The tricorne made of velvet with the brim of shirred silk is smart for the walking costume. To be correct, it must match the costume in color, or at least form a harmonizing contrast. A novelty in the tricorne is made of changeable taffeta shirred over the frame; a huge rosette of the silk or of velvet in the predominating shade shows an enamelled or metal button centre at the left side, holding up the edge of the brim. Another example may have two rosettes, one at each indentation of the brim, and a wide bow arranged against the rolled-up brim at the back would add an attractive note. These silk hats will be smart in shaded reds, browns, blues and greens.

The fur felts of last season have given way to those of soft, silky appearance which so much resemble velvet, and they lend themselves admirably to the new shapes. Chenille braids, too, are used in hats for general wear, and some pelasing mixtures are shown.

The flat, oval and circular crowns of the picture hats are this season higher than they were, and ostrich tips arranged all around and against the crown is a favorite mode of trimming. A long plume or the nodding Prince of Wales tips are sometimes at the left side, where the wide brim is turned up straight against the crown. An all-black velvet hat of this type, the Directoire, is adorned with short black tips around the crown, and the Prince of Wales plumes at the left side are black, while a white paradise aigrette rises from the midst of the plumes and falls over to the edge of the brim at the back. Shirred black tulle over white taffeta forms the brim facing of this exceedingly pretty hat. This idea expressed in a color, or in several shades of one color would be attractive, especially when made to accompany a gown in which the shades were carried out.

Ribbons in two contrasting shades trim some of the smartest tailored hats. "Cachou" and marron browns are blended in a new round hat, which is made of heavy cords of taffeta grouped in rows of three. Ribbon in soft brown tones is arranged around the broad, flat crown in two rows of plaiting, and at each side there is a huge rosette of deep=brown ribbon with a centre of the "cachou" shade and finished with a gold-button ornament. Breasts in the two browns lie flat against the brim facing, and at the back a wide bow falls on the hair. Dark blue and green, two shades of red, or black and white will be equally attractive.

Toques made of velvet leaves and fruit are modish.
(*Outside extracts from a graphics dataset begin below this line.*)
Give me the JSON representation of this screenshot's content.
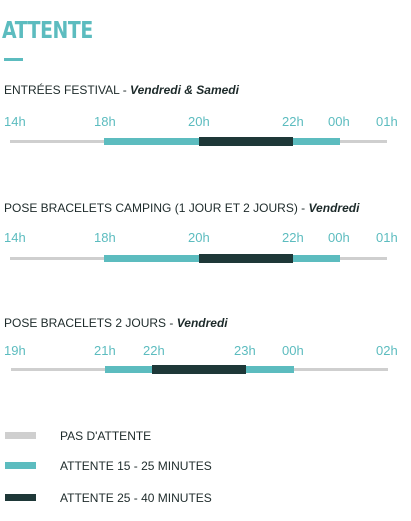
{
  "title": "ATTENTE",
  "colors": {
    "accent": "#5cbcbf",
    "dark": "#1e3838",
    "none": "#cfcfcf"
  },
  "sections": [
    {
      "label_main": "ENTRÉES FESTIVAL - ",
      "label_days": "Vendredi & Samedi",
      "ticks": [
        "14h",
        "18h",
        "20h",
        "22h",
        "00h",
        "01h"
      ],
      "waits": [
        {
          "from": "18h",
          "to": "20h",
          "level": "ATTENTE 15 - 25 MINUTES"
        },
        {
          "from": "20h",
          "to": "22h",
          "level": "ATTENTE 25 - 40 MINUTES"
        },
        {
          "from": "22h",
          "to": "00h",
          "level": "ATTENTE 15 - 25 MINUTES"
        }
      ]
    },
    {
      "label_main": "POSE BRACELETS CAMPING (1 JOUR ET 2 JOURS) - ",
      "label_days": "Vendredi",
      "ticks": [
        "14h",
        "18h",
        "20h",
        "22h",
        "00h",
        "01h"
      ],
      "waits": [
        {
          "from": "18h",
          "to": "20h",
          "level": "ATTENTE 15 - 25 MINUTES"
        },
        {
          "from": "20h",
          "to": "22h",
          "level": "ATTENTE 25 - 40 MINUTES"
        },
        {
          "from": "22h",
          "to": "00h",
          "level": "ATTENTE 15 - 25 MINUTES"
        }
      ]
    },
    {
      "label_main": "POSE BRACELETS 2 JOURS - ",
      "label_days": "Vendredi",
      "ticks": [
        "19h",
        "21h",
        "22h",
        "23h",
        "00h",
        "02h"
      ],
      "waits": [
        {
          "from": "21h",
          "to": "22h",
          "level": "ATTENTE 15 - 25 MINUTES"
        },
        {
          "from": "22h",
          "to": "23h",
          "level": "ATTENTE 25 - 40 MINUTES"
        },
        {
          "from": "23h",
          "to": "00h",
          "level": "ATTENTE 15 - 25 MINUTES"
        }
      ]
    }
  ],
  "legend": [
    {
      "label": "PAS D'ATTENTE",
      "color": "#cfcfcf"
    },
    {
      "label": "ATTENTE 15 - 25 MINUTES",
      "color": "#5cbcbf"
    },
    {
      "label": "ATTENTE 25 - 40 MINUTES",
      "color": "#1e3838"
    }
  ]
}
A charming example is of vine leaves and muscatel grapes in the same shade of green. Dark-green tulle is softly draped about the brim of the toque, and the leaves and fruit are lightly disposed over it. Deep-purple grapes and green leaves are another suggestion for this hat, which is appropriate for wear with the smartly tailored street costume.

A tricorne of white furry felt is trimmed with Prince of Wales tips in pale yellow shading to deep orange, and velvet in the deep shade. The crown is of medium height, and the brim shows greater breadth in front than the tricorne of last season. A narrow fold of the velvet encircles the crown, and in each indentation of the brim there is a rosette of the velvet, while the ostrich tips are arranged at the left side of the front.